Наутро в квартире, предназначенной Юденичу, улюлюкала гармоника с бубенцами и двенадцать пар ног отплясывали танец Ой-Буза, а тринадцатая отмокала в ванной после дальней дороги из Той-Орды…

- Так что положение у наших соседей аховое, - заключил рассказ Егор Петрович. - Принимать иностранца врачу Юденичу негде - раз, гостиницу заняли киношники - два, да еще вдобавок собачьи свадьбы и грязища возле памятника… Может, съездишь к ним в Ивано-Федоровск? Они давно крепкого человека просили. А насчет музея - оставь! Не тем у меня голова сейчас занята, будь оно неладно.

В час по местному времени Егор Петрович встречал на вокзале именитых гостей. За председателем горсовета неотступно тянулась стая поджарых фотокорреспондентов, загодя прибывших на торжество. Депутация горожан нервно поглядывала на шпалы, убегавшие за линию горизонта мимо Пудаловских бань, и волновалась. Спуск арбузовцами на воду корабля "Чайка" и предстоящая поездка на нем по маршруту трех морей привлекли повышенное внимание со стороны. Первыми нагрянули киношники. Их представитель Белявский пообещал отснять событие на пленку и попутно забронировал двадцать мест на "Чайке" до Янтарных Песков.
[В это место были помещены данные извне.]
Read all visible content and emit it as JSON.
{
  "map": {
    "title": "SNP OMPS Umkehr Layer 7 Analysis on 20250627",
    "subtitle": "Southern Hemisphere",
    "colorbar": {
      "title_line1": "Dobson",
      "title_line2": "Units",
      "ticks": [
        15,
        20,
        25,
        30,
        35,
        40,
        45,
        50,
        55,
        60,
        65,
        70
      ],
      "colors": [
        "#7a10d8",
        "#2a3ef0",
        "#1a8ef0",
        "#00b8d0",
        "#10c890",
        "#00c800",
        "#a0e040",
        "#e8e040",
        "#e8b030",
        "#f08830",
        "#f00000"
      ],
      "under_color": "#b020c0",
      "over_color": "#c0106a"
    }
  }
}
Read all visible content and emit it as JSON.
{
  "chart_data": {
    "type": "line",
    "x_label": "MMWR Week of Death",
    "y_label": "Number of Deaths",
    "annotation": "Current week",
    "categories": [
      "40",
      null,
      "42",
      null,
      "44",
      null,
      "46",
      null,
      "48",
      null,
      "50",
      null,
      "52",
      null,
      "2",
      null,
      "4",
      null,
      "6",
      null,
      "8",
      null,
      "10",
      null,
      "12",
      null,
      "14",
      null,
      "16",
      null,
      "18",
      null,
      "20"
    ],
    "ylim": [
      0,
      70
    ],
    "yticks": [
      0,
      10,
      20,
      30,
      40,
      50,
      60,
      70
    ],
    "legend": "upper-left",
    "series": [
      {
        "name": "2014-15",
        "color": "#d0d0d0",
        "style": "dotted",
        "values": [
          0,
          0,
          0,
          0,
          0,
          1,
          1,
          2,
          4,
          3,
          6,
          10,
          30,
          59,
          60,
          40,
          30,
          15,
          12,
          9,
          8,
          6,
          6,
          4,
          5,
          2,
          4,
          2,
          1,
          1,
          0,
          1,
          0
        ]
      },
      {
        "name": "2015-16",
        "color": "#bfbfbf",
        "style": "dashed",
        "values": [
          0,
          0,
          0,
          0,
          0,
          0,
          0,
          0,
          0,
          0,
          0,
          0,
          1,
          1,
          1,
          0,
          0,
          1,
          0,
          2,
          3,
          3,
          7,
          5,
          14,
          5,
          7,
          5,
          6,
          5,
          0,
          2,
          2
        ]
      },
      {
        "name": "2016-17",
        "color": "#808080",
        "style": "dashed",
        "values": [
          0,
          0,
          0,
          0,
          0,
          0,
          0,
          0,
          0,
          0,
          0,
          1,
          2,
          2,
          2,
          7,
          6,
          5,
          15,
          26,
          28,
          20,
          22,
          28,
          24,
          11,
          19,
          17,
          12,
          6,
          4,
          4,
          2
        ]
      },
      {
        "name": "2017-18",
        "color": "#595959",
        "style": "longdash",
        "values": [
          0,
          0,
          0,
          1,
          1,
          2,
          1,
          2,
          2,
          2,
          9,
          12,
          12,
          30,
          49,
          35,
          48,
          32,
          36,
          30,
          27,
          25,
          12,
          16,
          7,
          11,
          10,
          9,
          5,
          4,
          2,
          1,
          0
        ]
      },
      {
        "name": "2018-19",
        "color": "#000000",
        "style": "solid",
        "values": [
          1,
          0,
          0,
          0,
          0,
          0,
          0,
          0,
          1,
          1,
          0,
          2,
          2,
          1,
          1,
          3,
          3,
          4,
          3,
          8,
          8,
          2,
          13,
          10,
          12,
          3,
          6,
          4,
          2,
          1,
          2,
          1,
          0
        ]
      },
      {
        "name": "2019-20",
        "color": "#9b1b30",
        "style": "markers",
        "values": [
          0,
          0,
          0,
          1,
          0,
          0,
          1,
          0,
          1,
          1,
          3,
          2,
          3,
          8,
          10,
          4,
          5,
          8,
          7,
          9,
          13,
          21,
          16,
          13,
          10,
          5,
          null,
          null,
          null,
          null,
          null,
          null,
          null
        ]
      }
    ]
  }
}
Испытать качество кают на корабле пожелал и автор памятника Ивану Федорову скульптор-монументалист Сипун. Он дал специальную телеграмму и сообщил, что с ним едет какой-то мистер Бивербрук - "частный предприниматель и общественный деятель". Заграничному деятелю бронь была не нужна (он ехал через Арбузово в Ивано-Федоровск для обмена марками с тамошним знаменитым филателистом Юденичем), но легче от этого арбузовцам не становилось. Опыта по приему иноземцев у них не было. Но подумавши, Егор Петрович на всякий случай велел снять бельевые веревки с балконов, подновить облезлую ограду "Парка энтузиастов" и, главное, вывезти под видом экскурсии за город потомственных дебоширов - Тихоню и Баклажана.